O discurso de sustentabilidade está em evidência na literatura da agroindústria e agronegócios, assim como em várias outras áreas do conhecimento. É preciso deixar claro que este discurso é facilmente contestado, principalmente no campo de agricultura, razão pela qual temos que desenvolver argumentos sólidos para sua credibilidade. Até recentemente os trabalhos em sustentabilidade e alimentos eram geralmente aplicados a partes do sistema, por exemplo produção, quando se tratava de agricultura sustentável, com enfoques que enfatizavam a dimensão ambiental de sustentabilidade, negligenciando as dimensões econômicas e sociais.

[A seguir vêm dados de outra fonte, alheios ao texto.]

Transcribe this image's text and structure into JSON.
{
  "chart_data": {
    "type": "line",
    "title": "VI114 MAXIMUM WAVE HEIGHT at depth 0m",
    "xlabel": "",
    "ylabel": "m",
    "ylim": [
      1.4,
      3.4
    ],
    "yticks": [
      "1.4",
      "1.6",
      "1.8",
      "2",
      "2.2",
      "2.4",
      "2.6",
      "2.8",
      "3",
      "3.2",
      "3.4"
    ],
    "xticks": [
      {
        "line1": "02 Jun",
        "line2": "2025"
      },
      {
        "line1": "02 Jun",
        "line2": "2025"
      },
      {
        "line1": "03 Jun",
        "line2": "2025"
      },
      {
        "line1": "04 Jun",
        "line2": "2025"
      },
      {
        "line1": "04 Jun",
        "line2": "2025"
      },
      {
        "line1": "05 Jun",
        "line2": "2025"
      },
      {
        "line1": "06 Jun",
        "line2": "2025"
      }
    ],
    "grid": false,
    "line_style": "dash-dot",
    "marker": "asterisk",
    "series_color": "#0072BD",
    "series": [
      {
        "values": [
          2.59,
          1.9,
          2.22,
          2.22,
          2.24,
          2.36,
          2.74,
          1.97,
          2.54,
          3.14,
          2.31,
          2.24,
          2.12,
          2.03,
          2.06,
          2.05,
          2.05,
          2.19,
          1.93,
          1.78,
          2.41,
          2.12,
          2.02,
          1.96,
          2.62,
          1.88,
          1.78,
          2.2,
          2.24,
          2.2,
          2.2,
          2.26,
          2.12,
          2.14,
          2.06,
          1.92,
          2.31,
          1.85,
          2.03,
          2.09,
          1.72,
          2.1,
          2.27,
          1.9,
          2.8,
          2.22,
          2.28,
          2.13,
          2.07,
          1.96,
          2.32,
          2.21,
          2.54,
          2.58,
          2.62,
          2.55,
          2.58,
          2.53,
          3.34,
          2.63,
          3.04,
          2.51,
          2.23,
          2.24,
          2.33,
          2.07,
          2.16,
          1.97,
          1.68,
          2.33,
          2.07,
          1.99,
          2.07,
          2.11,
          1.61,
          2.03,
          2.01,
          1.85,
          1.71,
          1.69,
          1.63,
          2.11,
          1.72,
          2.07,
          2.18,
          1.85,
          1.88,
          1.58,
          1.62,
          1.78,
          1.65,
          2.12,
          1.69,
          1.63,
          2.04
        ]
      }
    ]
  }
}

Neste trabalho uma tentativa foi feita para indicar os principais tópicos em discussão no campo da agroindústria, alertando o setor sobre a importância da segurança alimentar na busca de transições para a sustentabilidade. Trata-se de conceitos ou paradigmas diferentes e, por conta disto, são em geral discutidos separadamente. Contudo, temos que evitar esta separação e tratar os dois conceitos conjuntamente visando acelerar a necessária transição para sistemas agroalimentares sustentáveis. Neste sentido, temos que buscar na literatura luzes que possam contribuir para se entender a relação entre os mercados agroalimentares, segurança alimentar e nutricional e sustentabilidade. Portanto, os sérios desafios que temos pela frente é desenvolver mercados agroalimentares que sejam eficientes, competitivos, accessíveis e nutricionais, que contribuam para transições de sustentabilidade dos sistemas agroalimentares. Agroindústria brasileira deve alavancar atividades, estudos e pesquisas nesta direção.
Não há espaço aqui para tratar da complexidade da segurança alimentar e nutricional cada vez mais reconhecida numa perspectiva sistêmica, com foco no sistema de alimentos, como mencionado pelo Painel de Especialistas de Alto Nível (High Level Panel of Experts – HLPE) em Segurança Alimentar e Nutricional. Enfatiza-se, ainda, a integração da Segurança Alimentar e Nutricional, considerando seus quatro pilares ou dimensões, a saber: 1) disponibilidade de alimentos; 2) acesso aos alimentos; 3) uso dos alimentos e 4) estabilidade na disponibilidade de alimentos. Diante desta complexidade, os profissionais de nutrição, com uma visão de sistemas socioeconômicos direcionados para a saúde e nutrição humana, tem desempenhado atividades interdisciplinares voltadas para os desafios dos sistemas alimentares. A colaboração destes profissionais é importante na agricultura, produção de alimentos, processamento, marketing, vendas, cuidados de saúde, saúde pública, gestão de serviços alimentares, além das atividades de ensino e pesquisa. Enfim, a colaboração deles é indispensável ao apoio das mudanças necessárias para os sistemas agroalimentares sustentáveis.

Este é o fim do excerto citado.